On revient à la ligne pour plus de lisibilité mais on pourrait tout écrire à la suite. Le ; indique qu'une commande est complète.
CREATE TABLE ARTISTE (
idArtiste INTEGER PRIMARY KEY,
nom VARCHAR(20),
prénom VARCHAR(20),
biographie TEXT,
naissance DATE
);
CREATE TABLE FILM (
idFilm INTEGER PRIMARY KEY,
titreVO VARCHAR(40),
titreVF VARCHAR(40),
année INTEGER,
idReal INTEGER NOT NULL,
FOREIGN KEY(idReal) REFERENCES ARTISTE(idArtiste)
);
CREATE TABLE JOUEDANS (
idArtiste INTEGER NOT NULL,
idFilm INTEGER NOT NULL,
rôle VARCHAR(20),
PRIMARY KEY (idArtiste, idFilm),
FOREIGN KEY(idArtiste) REFERENCES ARTISTE(idArtiste),
FOREIGN KEY(idFilm) REFERENCES FILM(idFilm)
);
Dans sqlitebrowser,
Vous pouvez voir différents types de données :
VARCHAR(20) est une chaîne qui ne pourra pas dépasser 20 caractères. Se pose le problème de l'encodage. Unicode tend à s'imposer. Nous n'en parlerons pas ici.
Vous remarquez également quelques NOT NULL destinés à empêcher qu'un champ reste vide. Si on avait toléré qu'un film n'ait pas de réalisateur, on n'aurait pas mis le NOT NULL. En écrivant NOT NULL pour idReal, on interdit l'absence de réalisateur.
Enfin, vous pouvez voir l'écriture des contraintes de clés étrangères. Ici, un FILM doit avoir un idReal, et FILM.idReal doit correspondre à un ARTISTE.idArtiste.

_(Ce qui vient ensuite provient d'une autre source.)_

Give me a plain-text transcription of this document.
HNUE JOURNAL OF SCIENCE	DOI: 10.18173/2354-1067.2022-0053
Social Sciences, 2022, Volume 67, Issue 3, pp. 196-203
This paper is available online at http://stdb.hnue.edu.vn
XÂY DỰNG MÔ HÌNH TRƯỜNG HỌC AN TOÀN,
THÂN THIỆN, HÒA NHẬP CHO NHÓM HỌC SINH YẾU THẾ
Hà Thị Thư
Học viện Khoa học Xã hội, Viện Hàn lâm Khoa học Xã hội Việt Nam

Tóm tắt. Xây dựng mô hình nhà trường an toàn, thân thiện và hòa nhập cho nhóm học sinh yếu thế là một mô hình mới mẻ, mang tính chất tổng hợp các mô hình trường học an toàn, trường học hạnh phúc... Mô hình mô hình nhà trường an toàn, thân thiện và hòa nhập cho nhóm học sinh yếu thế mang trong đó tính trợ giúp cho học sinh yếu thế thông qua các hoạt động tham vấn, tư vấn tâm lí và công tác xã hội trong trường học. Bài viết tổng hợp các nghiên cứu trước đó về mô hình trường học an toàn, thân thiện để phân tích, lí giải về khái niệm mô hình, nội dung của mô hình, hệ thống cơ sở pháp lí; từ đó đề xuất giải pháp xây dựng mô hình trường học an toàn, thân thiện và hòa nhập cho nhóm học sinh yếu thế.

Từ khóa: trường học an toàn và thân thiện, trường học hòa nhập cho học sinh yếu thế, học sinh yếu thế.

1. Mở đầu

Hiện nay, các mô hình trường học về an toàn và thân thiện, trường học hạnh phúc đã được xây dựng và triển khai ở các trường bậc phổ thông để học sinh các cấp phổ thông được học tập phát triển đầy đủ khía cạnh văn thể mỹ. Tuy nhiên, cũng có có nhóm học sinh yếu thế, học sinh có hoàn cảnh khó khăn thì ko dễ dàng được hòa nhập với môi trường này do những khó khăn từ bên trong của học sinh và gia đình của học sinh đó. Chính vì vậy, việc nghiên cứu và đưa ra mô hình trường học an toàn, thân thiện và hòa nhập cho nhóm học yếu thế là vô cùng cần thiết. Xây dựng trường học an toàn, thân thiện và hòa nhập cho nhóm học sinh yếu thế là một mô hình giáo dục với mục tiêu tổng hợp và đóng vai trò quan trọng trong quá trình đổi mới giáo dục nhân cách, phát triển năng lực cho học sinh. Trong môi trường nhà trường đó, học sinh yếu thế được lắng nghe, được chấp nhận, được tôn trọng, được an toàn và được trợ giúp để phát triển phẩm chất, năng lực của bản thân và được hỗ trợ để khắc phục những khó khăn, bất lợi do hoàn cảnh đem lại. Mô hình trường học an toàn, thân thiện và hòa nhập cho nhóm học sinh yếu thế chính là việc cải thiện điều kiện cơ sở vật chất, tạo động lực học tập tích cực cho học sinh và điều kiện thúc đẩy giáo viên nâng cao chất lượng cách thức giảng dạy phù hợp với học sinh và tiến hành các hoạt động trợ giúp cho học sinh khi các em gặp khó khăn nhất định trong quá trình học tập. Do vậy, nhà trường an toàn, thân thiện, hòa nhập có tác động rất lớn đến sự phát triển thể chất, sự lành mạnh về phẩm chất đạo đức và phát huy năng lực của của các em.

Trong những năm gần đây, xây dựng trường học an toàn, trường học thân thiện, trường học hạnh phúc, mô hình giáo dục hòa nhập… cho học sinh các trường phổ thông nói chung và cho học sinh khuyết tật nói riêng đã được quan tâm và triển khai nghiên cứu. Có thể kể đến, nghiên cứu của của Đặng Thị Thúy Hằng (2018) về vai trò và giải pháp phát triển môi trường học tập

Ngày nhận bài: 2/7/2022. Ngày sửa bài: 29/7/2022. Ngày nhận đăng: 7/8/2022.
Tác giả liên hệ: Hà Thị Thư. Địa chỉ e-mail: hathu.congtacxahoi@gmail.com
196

INSERT INTO ARTISTE(prénom, nom, biographie, naissance) VALUES('Bruce', 'Willis', 'Né sur une base américaine à Idar-Oberstein en Allemagne de l''Ouest où son père, un soldat américain, était affecté, Bruce Willis passe le reste de son enfance dans le New Jersey. Au Collège d''Etat de Montclair, il s''adonne à la musique, joue de l''harmonica et suit les cours de la section théâtrale.', '1955-03-19');
Exemple d'une insertion d'un artiste, Bruce Willis. La syntaxe est assez explicite.
Dans sqlitebrowser, l'onglet “Parcourir les données” vous permet de voir que Bruce Willis a bien été ajouté dans la table ARTISTE.

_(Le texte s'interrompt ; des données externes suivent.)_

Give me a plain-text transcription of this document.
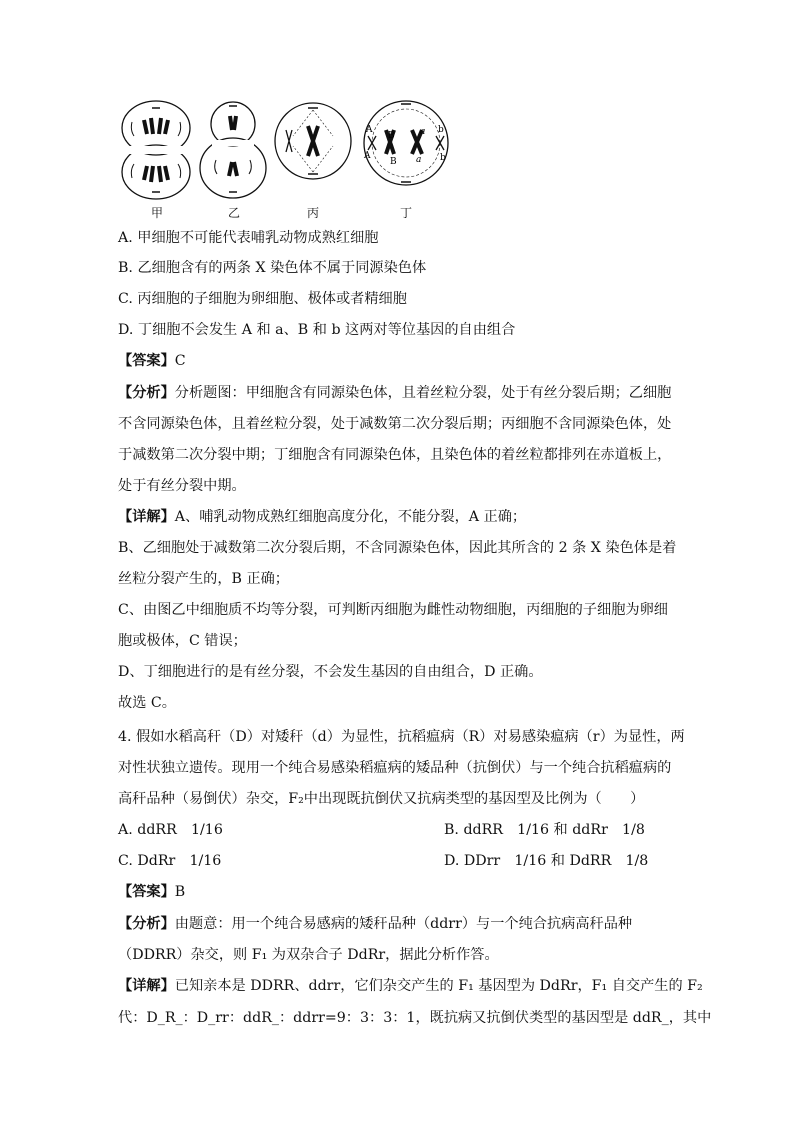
A
B	a b
A
B a b
甲	乙	丙	丁
A. 甲细胞不可能代表哺乳动物成熟红细胞
B. 乙细胞含有的两条 X 染色体不属于同源染色体
C. 丙细胞的子细胞为卵细胞、极体或者精细胞
D. 丁细胞不会发生 A 和 a、B 和 b 这两对等位基因的自由组合
【答案】C
【分析】分析题图：甲细胞含有同源染色体，且着丝粒分裂，处于有丝分裂后期；乙细胞
不含同源染色体，且着丝粒分裂，处于减数第二次分裂后期；丙细胞不含同源染色体，处
于减数第二次分裂中期；丁细胞含有同源染色体，且染色体的着丝粒都排列在赤道板上，
处于有丝分裂中期。
【详解】A、哺乳动物成熟红细胞高度分化，不能分裂，A 正确；
B、乙细胞处于减数第二次分裂后期，不含同源染色体，因此其所含的 2 条 X 染色体是着
丝粒分裂产生的，B 正确；
C、由图乙中细胞质不均等分裂，可判断丙细胞为雌性动物细胞，丙细胞的子细胞为卵细
胞或极体，C 错误；
D、丁细胞进行的是有丝分裂，不会发生基因的自由组合，D 正确。
故选 C。
4. 假如水稻高秆（D）对矮秆（d）为显性，抗稻瘟病（R）对易感染瘟病（r）为显性，两
对性状独立遗传。现用一个纯合易感染稻瘟病的矮品种（抗倒伏）与一个纯合抗稻瘟病的
高秆品种（易倒伏）杂交，F₂中出现既抗倒伏又抗病类型的基因型及比例为（　　）
A. ddRR　1/16	B. ddRR　1/16 和 ddRr　1/8
C. DdRr　1/16	D. DDrr　1/16 和 DdRR　1/8
【答案】B
【分析】由题意：用一个纯合易感病的矮秆品种（ddrr）与一个纯合抗病高秆品种
（DDRR）杂交，则 F₁ 为双杂合子 DdRr，据此分析作答。
【详解】已知亲本是 DDRR、ddrr，它们杂交产生的 F₁ 基因型为 DdRr，F₁ 自交产生的 F₂
代：D_R_：D_rr：ddR_：ddrr=9：3：3：1，既抗病又抗倒伏类型的基因型是 ddR_，其中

Dans le texte de la biographie, vous pouvez voir la présence de caractères ', mais ces caractères servent à délimiter les chaînes de texte… La convention est de doubler les ' pour qu'ils soient compris comme une simple apostrophe. C'est pourquoi vous pouvez voir des '' ici et là dans la biographie.

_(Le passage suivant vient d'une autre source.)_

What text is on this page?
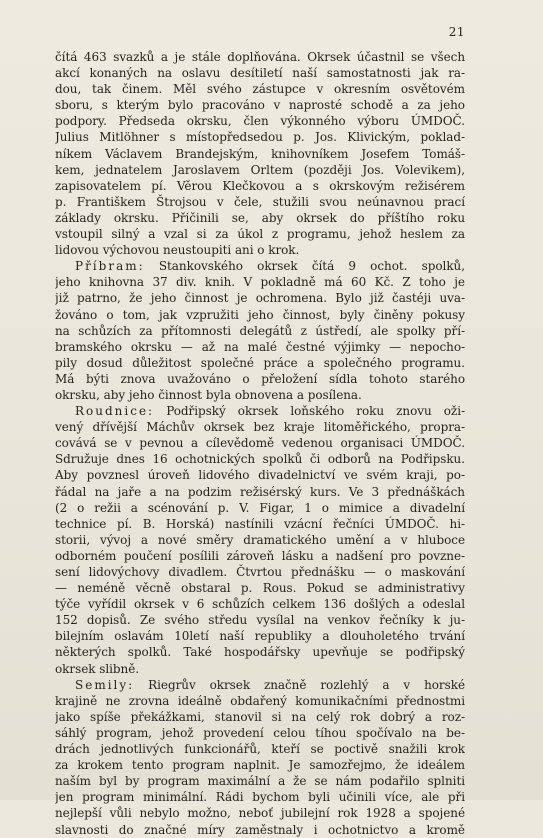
21
čítá 463 svazků a je stále doplňována. Okrsek účastnil se všech
akcí konaných na oslavu desítiletí naší samostatnosti jak ra-
dou, tak činem. Měl svého zástupce v okresním osvětovém
sboru, s kterým bylo pracováno v naprosté schodě a za jeho
podpory. Předseda okrsku, člen výkonného výboru ÚMDOČ.
Julius Mitlöhner s místopředsedou p. Jos. Klivickým, poklad-
níkem Václavem Brandejským, knihovníkem Josefem Tomáš-
kem, jednatelem Jaroslavem Orltem (později Jos. Volevikem),
zapisovatelem pí. Věrou Klečkovou a s okrskovým režisérem
p. Františkem Štrojsou v čele, stužili svou neúnavnou prací
základy okrsku. Přičinili se, aby okrsek do příštího roku
vstoupil silný a vzal si za úkol z programu, jehož heslem za
lidovou výchovou neustoupiti ani o krok.
Příbram: Stankovského okrsek čítá 9 ochot. spolků,
jeho knihovna 37 div. knih. V pokladně má 60 Kč. Z toho je
již patrno, že jeho činnost je ochromena. Bylo již častéji uva-
žováno o tom, jak vzpružiti jeho činnost, byly činěny pokusy
na schůzích za přítomnosti delegátů z ústředí, ale spolky pří-
bramského okrsku — až na malé čestné výjimky — nepocho-
pily dosud důležitost společné práce a společného programu.
Má býti znova uvažováno o přeložení sídla tohoto starého
okrsku, aby jeho činnost byla obnovena a posílena.
Roudnice: Podřipský okrsek loňského roku znovu oži-
vený dřívější Máchův okrsek bez kraje litoměřického, propra-
covává se v pevnou a cílevědomě vedenou organisaci ÚMDOČ.
Sdružuje dnes 16 ochotnických spolků či odborů na Podřipsku.
Aby povznesl úroveň lidového divadelnictví ve svém kraji, po-
řádal na jaře a na podzim režisérský kurs. Ve 3 přednáškách
(2 o režii a scénování p. V. Figar, 1 o mimice a divadelní
technice pí. B. Horská) nastínili vzácní řečníci ÚMDOČ. hi-
storii, vývoj a nové směry dramatického umění a v hluboce
odborném poučení posílili zároveň lásku a nadšení pro povzne-
sení lidovýchovy divadlem. Čtvrtou přednášku — o maskování
— neméně věcně obstaral p. Rous. Pokud se administrativy
týče vyřídil okrsek v 6 schůzích celkem 136 došlých a odeslal
152 dopisů. Ze svého středu vysílal na venkov řečníky k ju-
bilejním oslavám 10letí naší republiky a dlouholetého trvání
některých spolků. Také hospodářsky upevňuje se podřipský
okrsek slibně.
Semily: Riegrův okrsek značně rozlehlý a v horské
krajině ne zrovna ideálně obdařený komunikačními přednostmi
jako spíše překážkami, stanovil si na celý rok dobrý a roz-
sáhlý program, jehož provedení celou tíhou spočívalo na be-
drách jednotlivých funkcionářů, kteří se poctivě snažili krok
za krokem tento program naplnit. Je samozřejmo, že ideálem
naším byl by program maximální a že se nám podařilo splniti
jen program minimální. Rádi bychom byli učinili více, ale při
nejlepší vůli nebylo možno, neboť jubilejní rok 1928 a spojené
slavnosti do značné míry zaměstnaly i ochotnictvo a kromě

On a le choix : on peut décider de préciser un idArtiste. Dans ce cas on pourra écrire
INSERT INTO ARTISTE(idArtiste, prénom, nom, biographie, naissance) VALUES(129, 'Jo', 'Bill', 'blablabla', '1955-03-19');
et on précise l'identifiant voulu à condition qu'il ne soit pas déjà utilisé.
Puisque dans la requête précédente figurent toutes les colonnes de la table, on peut se contenter de :
INSERT INTO ARTISTE VALUES(129, 'Jo', 'Bill', 'blablabla', '1955-03-19');
Dans les sujets de bac, l'identifiant est précisé en général. Mais dans un cas d'utilisation réelle, il sera sans doute plus pratique de laisser le SGBD automatiquement identifiant : sans cela il faudrait d'abord consulter la BDD pour savoir quel identifiant est disponible…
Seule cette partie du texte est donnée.